Review of History and Physical for Patient #1 dated 11/14/2020 at 1959 revealed a 28 year old male who had a diving accident resulting in a near drowning cardiac arrest event resulting in quadriplegia. Patient #1 was admitted on 11/14/2020 for ventilator weaning and consultations with rehab therapy. Review of nurses notes dated 11/16/2020 at 0800 written by RN #2 revealed "...noted blood in urine c (with) clots. noted started CBI (continuous bladder irrigation) Dr. reviewed labs. ordered blood transfusion....1430 started 1 unit of PRBC (packed red blood cells)." Review of lab results dated 11/16/2020 at 1123 revealed Hemoglobin of 8.0 (normal range of 13.7-17.3) and Hematocrit of 25.4 (normal range of 39.0-49.1). Review of lab results dated 11/17/2020 at 0435 revealed Hemogloblin of 7.7 and Hematocrit 24.1. Review of lab results dated 11/18/2020 at 0559 revealed Hemogloblin of 6.7 and Hematocrit of 21.5. Review of Hospital Progress Note written on 11/16/2020 at 1900 by MD #1 revealed "Chief Complaint: Traumatic foley--bleed." Review of discharge summary dated 12/20/2020 at 1528 revealed "...18. Anemia. This was due to traumatic Foley. On November 16, he required 1 unit of PRBC's and again on November 18, 1 unit of PRBC." Review of blood transfusion documentation revealed Patient #1 received one unit of PRBC on 11/16/2020 from 1220 through 1800 and one unit on 11/18/2020 from 0925 through 1205.

Review of incident log dated 11/2020 through 12/2020 revealed no incident report on Patient #1 regarding difficult foley insertion or blood loss.

Interview on 03/03/2021 at 1355 with MD #3 revealed Patient #1 did have blood loss after insertion of catheter. Interview revealed CBI was started to clear urine and Patient #1 was given blood.

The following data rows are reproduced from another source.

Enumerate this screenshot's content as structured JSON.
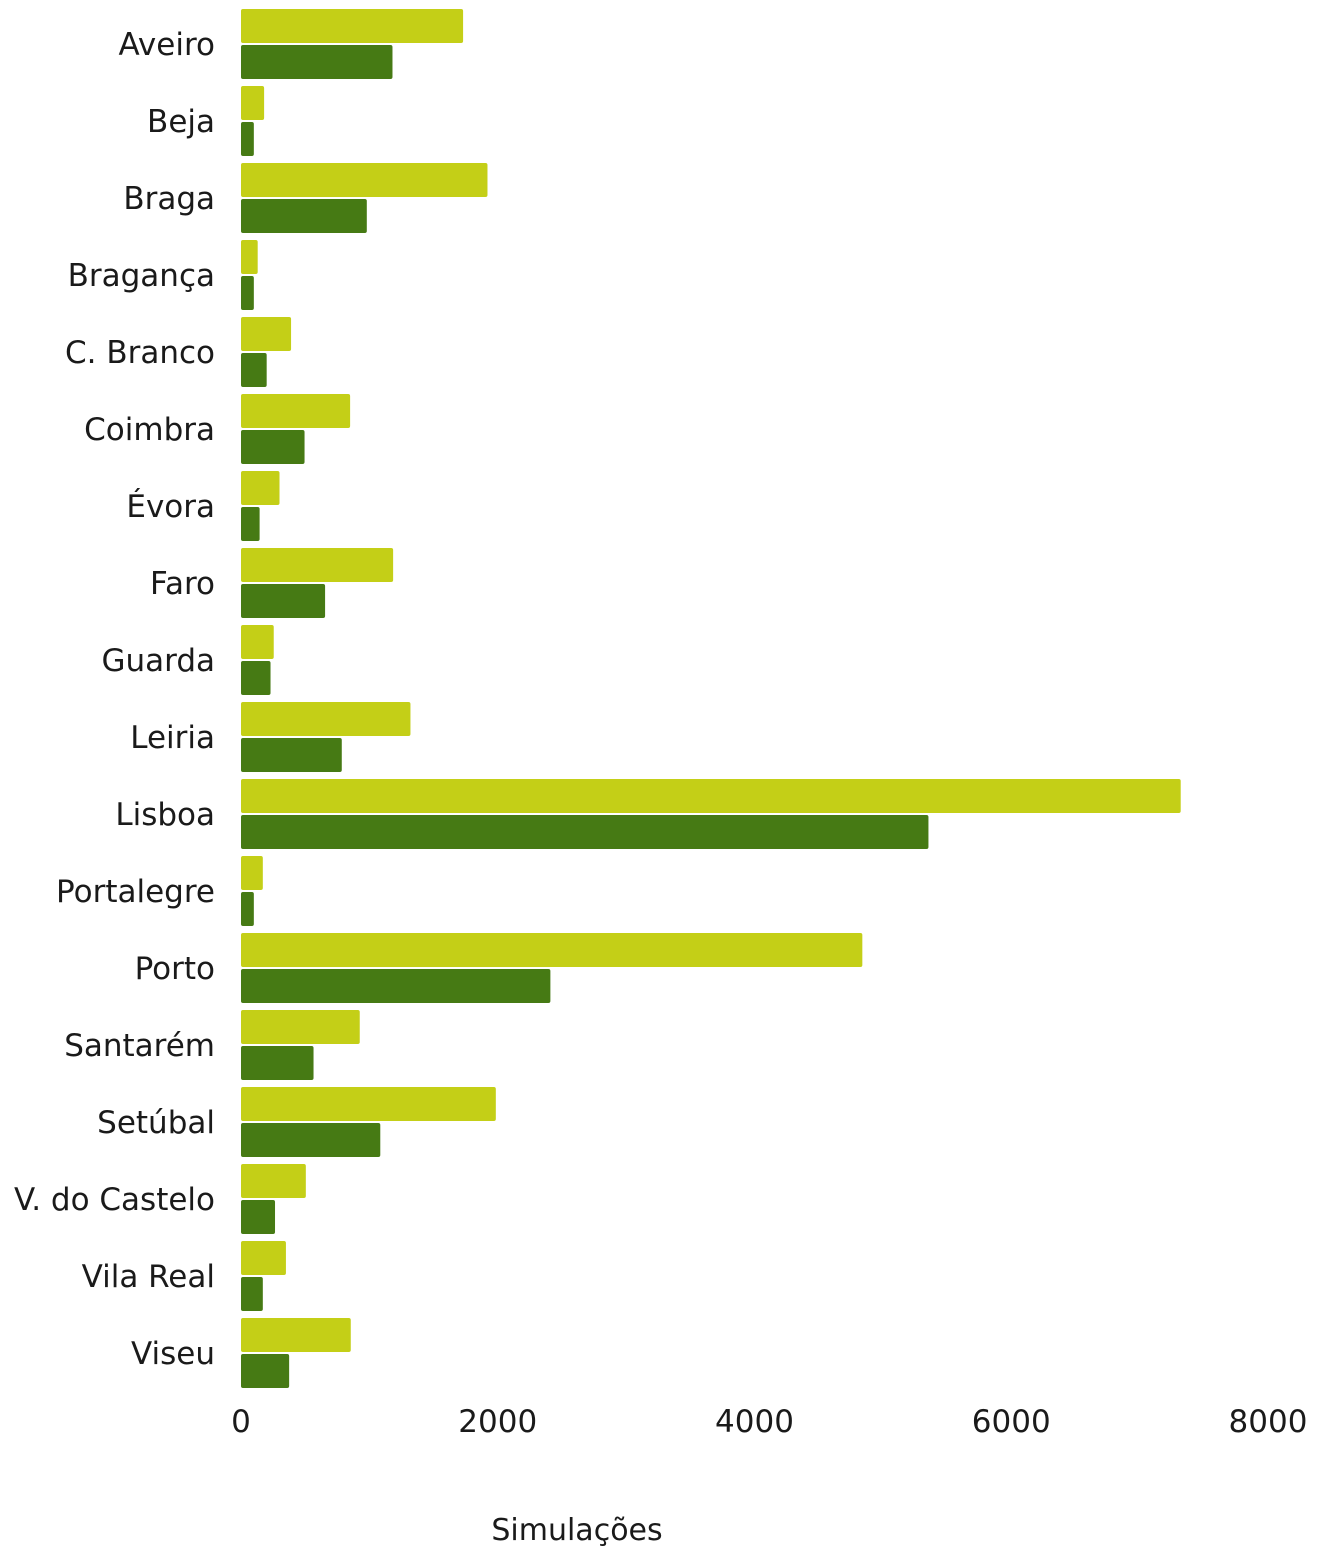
{
  "chart_data": {
    "type": "bar",
    "orientation": "horizontal",
    "categories": [
      "Aveiro",
      "Beja",
      "Braga",
      "Bragança",
      "C. Branco",
      "Coimbra",
      "Évora",
      "Faro",
      "Guarda",
      "Leiria",
      "Lisboa",
      "Portalegre",
      "Porto",
      "Santarém",
      "Setúbal",
      "V. do Castelo",
      "Vila Real",
      "Viseu"
    ],
    "series": [
      {
        "color": "#c4cf17",
        "values": [
          1730,
          180,
          1920,
          130,
          390,
          850,
          300,
          1185,
          255,
          1320,
          7320,
          170,
          4840,
          925,
          1985,
          505,
          350,
          855
        ]
      },
      {
        "color": "#467a14",
        "values": [
          1180,
          100,
          980,
          100,
          200,
          495,
          145,
          655,
          230,
          785,
          5355,
          100,
          2410,
          565,
          1085,
          265,
          170,
          375
        ]
      }
    ],
    "xticks": [
      "0",
      "2000",
      "4000",
      "6000",
      "8000"
    ],
    "xlim": [
      0,
      8000
    ],
    "xlabel": "Simulações",
    "grid": false,
    "legend": "none"
  }
}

Interview for RN #4, night shift nurse who inserted the foley, was not obtained. RN #4 was not available for interview.

Interview on 03/4/2021 at 1035 with RN #2 revealed Patient #1 had orders for in and out catheters every 6 hours at the hours of 0600, 1200, 1800 and 2400. Interview revealed remembering blood clots in the foley upon shift change and CBI had to be started to clear up urine. Interview revealed incident report should have been written about blood loss.

Interview on 03/04/2021 at 1610 with CNO revealed an incident report should have been written noting the traumatic foley insertion.
Interview revealed the policy was not followed and an incident report should have been written.